Mangroves are a family of about 70 different species of trees worldwide. Mangroves grow in the tropics only and mainly in coastal areas. Mangrove forests have an important function in our ecosystem as natural coastal protection; the extended root systems of every mangrove tree are a nursery. Mangrove forests are among the most productive terrestrial eco systems. Mangrove plants require a number of physiological adaptations to overcome the problems of anoxia, high salinity and frequent tidal inundation. For instance, to adapt to the anaerobic mud, some mangroves have developed pencil like roots which come out into the air and is called Pneumatophores (breathing roots).
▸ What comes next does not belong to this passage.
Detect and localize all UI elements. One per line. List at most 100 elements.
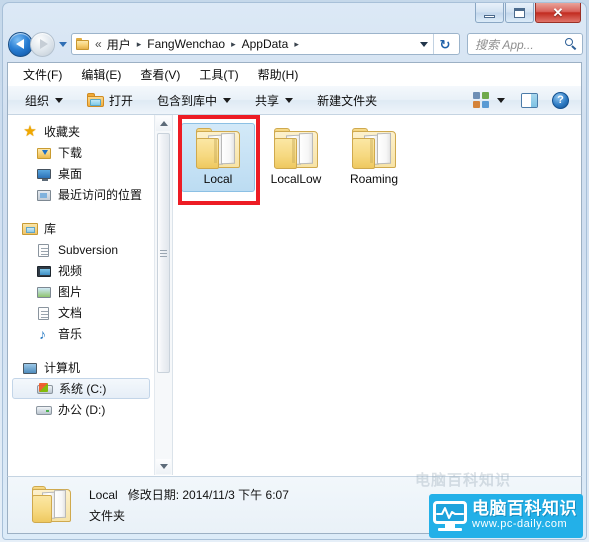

They provide critical habitat for a diverse marine and terrestrial flora and fauna. It provides habitats for fish, crabs, oysters, lobsters and shrimps. Their roots provide attachement surfaces for marine organisms such as colourful sponges. Mangroves plants filter out pollution, stabilize sediments, hold nutrients, protect the shoreline from erosions and provide food, nesting and nursery areas for a variety of animals. These plants are specially adapted to harsh environmental conditions and protect shorelines. They are a source of honey, firewood and medicines.
Fruits of some Mangroves are used in making pickle. Bark of some Mangroves are used for treating several ailments and it also produces substances used in tanning and dye making. Oil from seeds of some Mangrove species are used in making Soaps in Rajasthan. Meswak is a popular Mangrove which is scientifically proven to help in preventing tooth decay. Some Mangroves produce high quality honey which is commercially of high value.